Kevin Durant-Steve Nash bond formed before Warriors days appears broken with Nets

Kevin Durant wants out of Brooklyn, or at least he wants a fresh start.|

Kevin Durant wants out of Brooklyn, or at least he wants a fresh start.

That was the message he reportedly delivered to Nets owner Joe Tsai in a weekend meeting in London, according to The Athletic’s Shams Charania.

Durant has amended his late-June trade request to include the possibility that he’d consider staying with the Nets if general manager Sean Marks and head coach Steve Nash are fired, Charania reported Monday.

If you’ll recall, Durant and Kyrie Irving were reported to be strong voices in the Nets’ ouster of former head coach Kenny Atkinson midway through their first year in Brooklyn, even as they played a combined 20 games that season while Durant recovered from a torn Achilles.

Nash, a former star teammate of Marks in Phoenix, appeared to be a hire endorsed by Durant, given their relationship that extends back to the end of Nash’s playing career. That was before Nash, as a Warriors special adviser, helped Durant come to the decision to leave Oklahoma City for Golden State in 2016. (Tim Kawakami delved deep into that phone call and the relationship for this publication.)

But things in Brooklyn have not gone according to plan, from Irving’s irregular availability (for one reason or another) to the failed trade for James Harden, which gutted the team’s depth behind Durant and Irving only for Harden to decrease in value before he requested and was granted his own trade.
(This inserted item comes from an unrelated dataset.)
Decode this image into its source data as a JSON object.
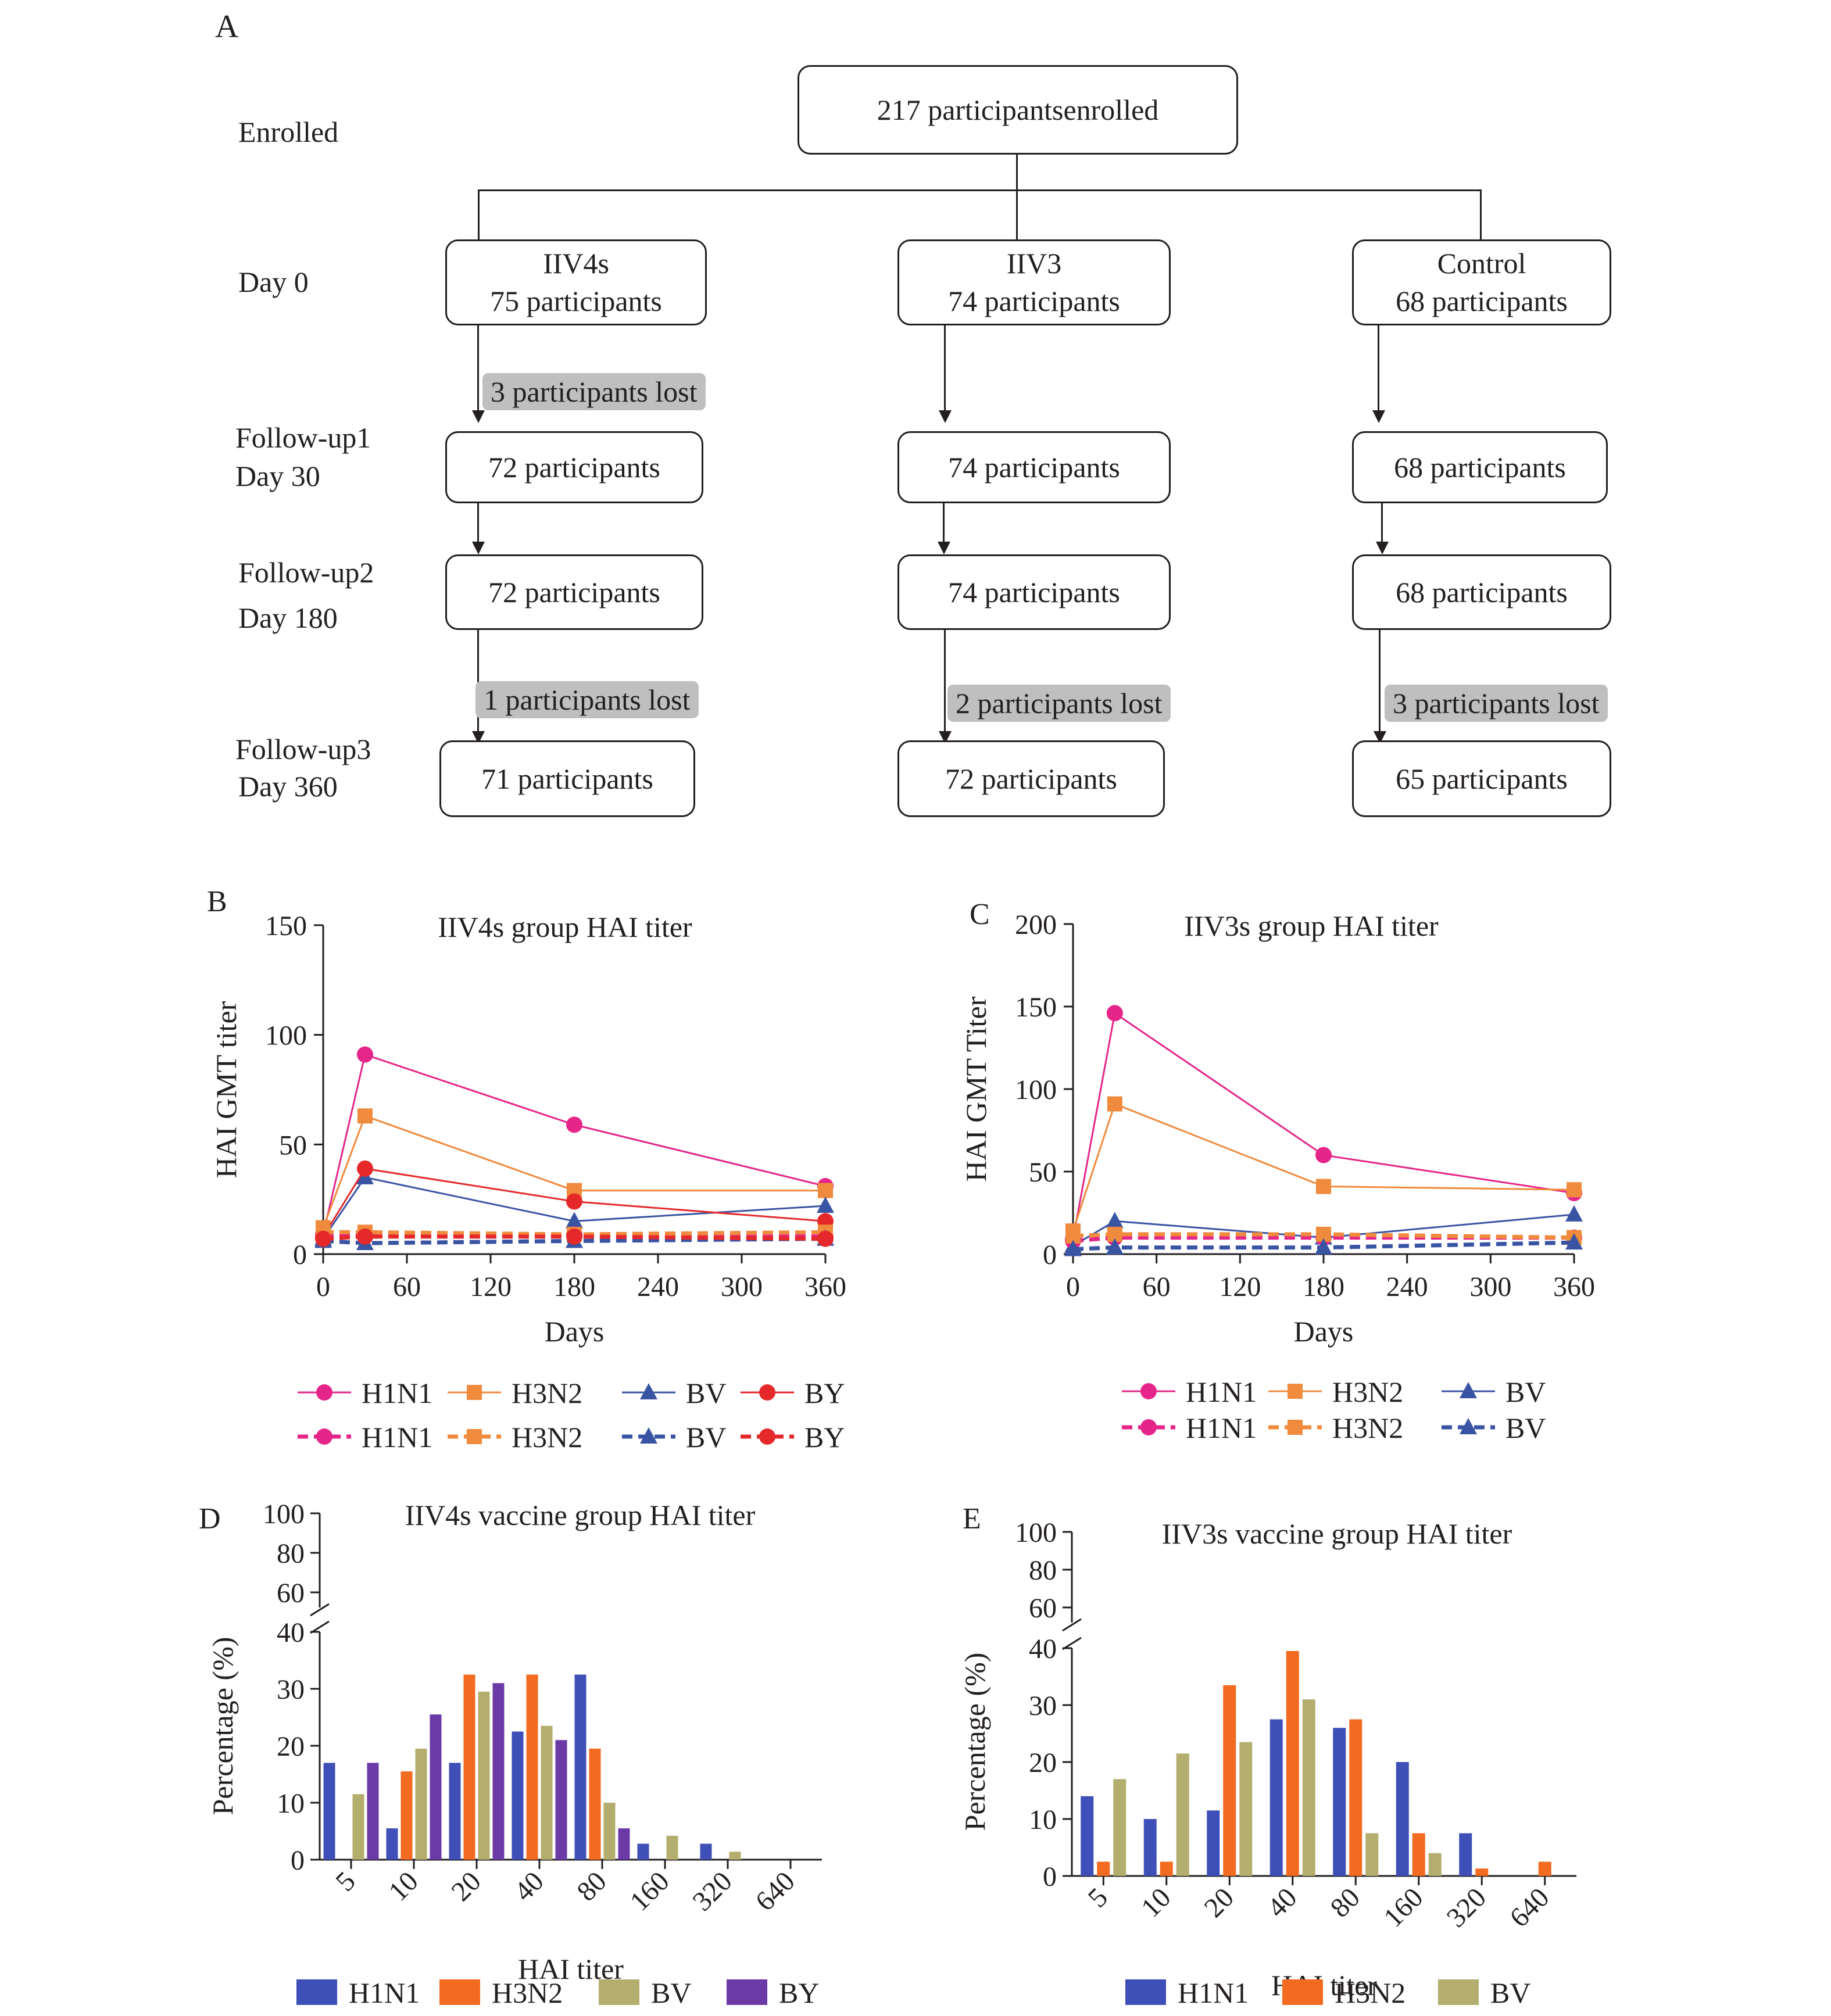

It’s hard to find an appropriate trade partner in a Durant deal, because any team must have enough:

1. Assets to compensate Brooklyn for one of the greatest scorers of all time, on a four-year contract;

2. Core players left after a trade to meet Durant’s desire to compete for a title;

3. Faith that Durant will report to the team and won’t ask out if there is a rough stretch.

Reading the tea leaves, Durant’s concession that he’d stay if the Marks-Nash duo were gone may indicate just how tough it’s been for the Nets to find an agreeable deal. That search became harder after the Suns (reportedly Durant’s preferred destination) lost the ability to sign-and-trade Deandre Ayton when Ayton signed an offer sheet with the Pacers.

Or perhaps it could be a sign that Durant doesn’t think the current regime is working hard enough to find a partner to get him out of town, and a new general manager might be more likely to get the job done.

Whatever the case, Durant has gone from trusting Nash to help him make the biggest decision in his career to requesting Nash (and Marks) be fired. It’s clear something has soured in the relationship since the days when they would work out after Warriors practice sessions.